National policy makers are responsible for delivering Universal Health Coverage, which means universal access to essential health care services without imposing financial hardship.3 This involves raising and pooling funds through taxation or insurance schemes, and then distributing resources to service providers so that eye care services can be offered free at the point of use or for an affordable fee. As most countries have a mix of public, private, and charitable providers, regional policy makers need to ensure that local populations have access to affordable services. This includes access to high quality primary eye health care services. Policy makers will need to consider the unique burden of eye disease and visual impairment borne by their populations, and then calculate the resources required to deliver a core ‘basket of care’ to meet this need.

5. Leadership and governance

National and regional policy makers set national norms and standards, based on international best practice.
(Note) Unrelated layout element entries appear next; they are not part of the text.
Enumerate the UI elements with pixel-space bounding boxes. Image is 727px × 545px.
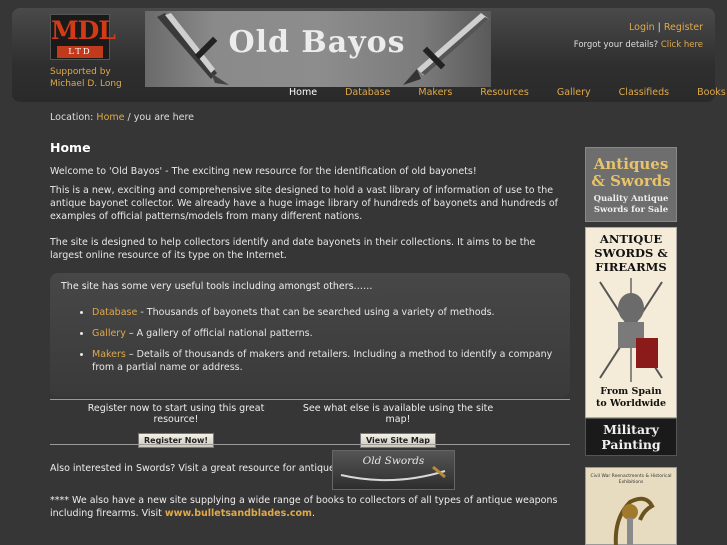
ad1-line3: Quality Antique	[593, 194, 669, 204]
auth-separator: |	[657, 22, 661, 33]
logo-text: MDL	[51, 16, 116, 45]
tool-makers-link[interactable]: Makers	[92, 349, 126, 360]
list-item: Makers – Details of thousands of makers …	[92, 348, 558, 374]
forgot-link[interactable]: Click here	[661, 40, 703, 50]
military-painting-ad[interactable]: Military Painting	[585, 418, 677, 456]
supporter-name: Michael D. Long	[50, 79, 122, 89]
civil-war-reenactments-ad[interactable]: Civil War Reenactments & Historical Exhi…	[585, 467, 677, 545]
cta-row: Register now to start using this great r…	[50, 403, 570, 448]
ad2-line3: FIREARMS	[595, 260, 667, 274]
sword-icon	[340, 465, 446, 482]
login-link[interactable]: Login	[629, 22, 655, 33]
bulletsandblades-link[interactable]: www.bulletsandblades.com	[165, 508, 312, 519]
page-title: Home	[50, 140, 91, 155]
swords-text: Also interested in Swords? Visit a great…	[50, 463, 372, 474]
breadcrumb-current: / you are here	[127, 112, 195, 123]
nav-gallery[interactable]: Gallery	[549, 87, 599, 98]
main-content: Home Welcome to 'Old Bayos' - The exciti…	[50, 140, 570, 268]
old-swords-banner[interactable]: Old Swords	[332, 450, 455, 490]
ad4-text: Civil War Reenactments & Historical Exhi…	[590, 474, 672, 485]
welcome-paragraph: Welcome to 'Old Bayos' - The exciting ne…	[50, 166, 477, 177]
divider	[50, 399, 570, 400]
tool-gallery-link[interactable]: Gallery	[92, 328, 126, 339]
sitemap-cta: See what else is available using the sit…	[298, 403, 498, 448]
list-item: Gallery – A gallery of official national…	[92, 327, 558, 340]
armour-icon	[599, 278, 663, 382]
ad3-line1: Military	[603, 422, 659, 437]
banner-title: Old Bayos	[228, 25, 406, 60]
ad1-line2: & Swords	[591, 172, 671, 190]
mdl-logo[interactable]: MDL LTD	[50, 14, 116, 60]
ad2-line4: From Spain	[600, 386, 662, 397]
site-banner[interactable]: Old Bayos	[145, 11, 491, 87]
ad3-title: Military Painting	[586, 422, 676, 452]
register-now-button[interactable]: Register Now!	[137, 433, 215, 448]
supported-by-label: Supported by	[50, 67, 111, 77]
tool-database-link[interactable]: Database	[92, 307, 137, 318]
register-cta-text: Register now to start using this great r…	[87, 403, 265, 425]
tool-description: - Thousands of bayonets that can be sear…	[137, 307, 495, 318]
books-end: .	[311, 508, 315, 519]
tool-description: – A gallery of official national pattern…	[125, 328, 313, 339]
tools-intro: The site has some very useful tools incl…	[61, 281, 373, 292]
ad2-title: ANTIQUE SWORDS & FIREARMS	[586, 232, 676, 274]
sword-hilt-icon	[613, 496, 655, 545]
ad2-line2: SWORDS &	[594, 246, 668, 260]
tool-description: – Details of thousands of makers and ret…	[92, 349, 553, 373]
ad1-subtitle: Quality Antique Swords for Sale	[586, 194, 676, 216]
ad1-line1: Antiques	[593, 155, 669, 173]
sitemap-cta-text: See what else is available using the sit…	[302, 403, 494, 425]
purpose-paragraph: The site is designed to help collectors …	[50, 237, 536, 261]
antique-swords-firearms-ad[interactable]: ANTIQUE SWORDS & FIREARMS From Spain to …	[585, 227, 677, 418]
site-header: MDL LTD Supported by Michael D. Long Old…	[12, 8, 726, 102]
tools-list: Database - Thousands of bayonets that ca…	[78, 306, 558, 382]
logo-subtext: LTD	[57, 46, 103, 58]
nav-resources[interactable]: Resources	[472, 87, 537, 98]
antiques-swords-ad[interactable]: Antiques & Swords Quality Antique Swords f…	[585, 147, 677, 222]
ad2-subtitle: From Spain to Worldwide	[586, 386, 676, 410]
nav-makers[interactable]: Makers	[410, 87, 460, 98]
forgot-text: Forgot your details?	[573, 40, 659, 50]
nav-classifieds[interactable]: Classifieds	[611, 87, 677, 98]
books-promo: **** We also have a new site supplying a…	[50, 494, 575, 520]
ad3-line2: Painting	[601, 437, 661, 452]
breadcrumb-prefix: Location:	[50, 112, 94, 123]
bayonet-left-icon	[157, 13, 229, 85]
tools-panel: The site has some very useful tools incl…	[50, 273, 570, 397]
nav-books[interactable]: Books	[689, 87, 727, 98]
main-nav: Home Database Makers Resources Gallery C…	[281, 87, 727, 98]
list-item: Database - Thousands of bayonets that ca…	[92, 306, 558, 319]
register-cta: Register now to start using this great r…	[68, 403, 284, 448]
divider	[50, 444, 570, 445]
breadcrumb: Location: Home / you are here	[50, 112, 194, 123]
swords-promo: Also interested in Swords? Visit a great…	[50, 450, 570, 492]
breadcrumb-home-link[interactable]: Home	[96, 112, 124, 123]
forgot-details: Forgot your details? Click here	[574, 40, 703, 50]
ad1-title: Antiques & Swords	[586, 156, 676, 190]
register-link[interactable]: Register	[664, 22, 703, 33]
view-site-map-button[interactable]: View Site Map	[359, 433, 437, 448]
ad2-line5: to Worldwide	[596, 398, 666, 409]
ad1-line4: Swords for Sale	[593, 205, 669, 215]
intro-paragraph: This is a new, exciting and comprehensiv…	[50, 185, 559, 222]
ad2-line1: ANTIQUE	[599, 232, 663, 246]
nav-database[interactable]: Database	[337, 87, 398, 98]
bayonet-right-icon	[403, 13, 489, 85]
auth-links: Login | Register	[629, 22, 703, 33]
supported-by: Supported by Michael D. Long	[50, 66, 150, 90]
nav-home[interactable]: Home	[281, 87, 325, 98]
They are also responsible for developing quality management systems to identify variation in clinical practices and then support regions and local services that are struggling to meet these standards of care. PEHC is a relatively novel concept that requires new governance systems to be established in order to set norms, develop appropriate national standards, and – for many countries- adapt their information systems so that they can monitor and manage quality standards.

Summary

In order to do their job well, the people who deliver primary eye health care need training, information systems, medicines and equipment, financing, and standards and guidelines. Policy makers at the international, national, and regional levels all play important roles in ensuring that these elements are in place.

References

1 WHO. Monitoring the building blocks of health systems: a handbook of indicators and their measurement strategies. Geneva: World Health Organization; 2010

2 Ramke J, Zwi AB, Silva JC, Mwangi N, Rono H et al. Bull World Health Organ. 2018;96(10):695-704.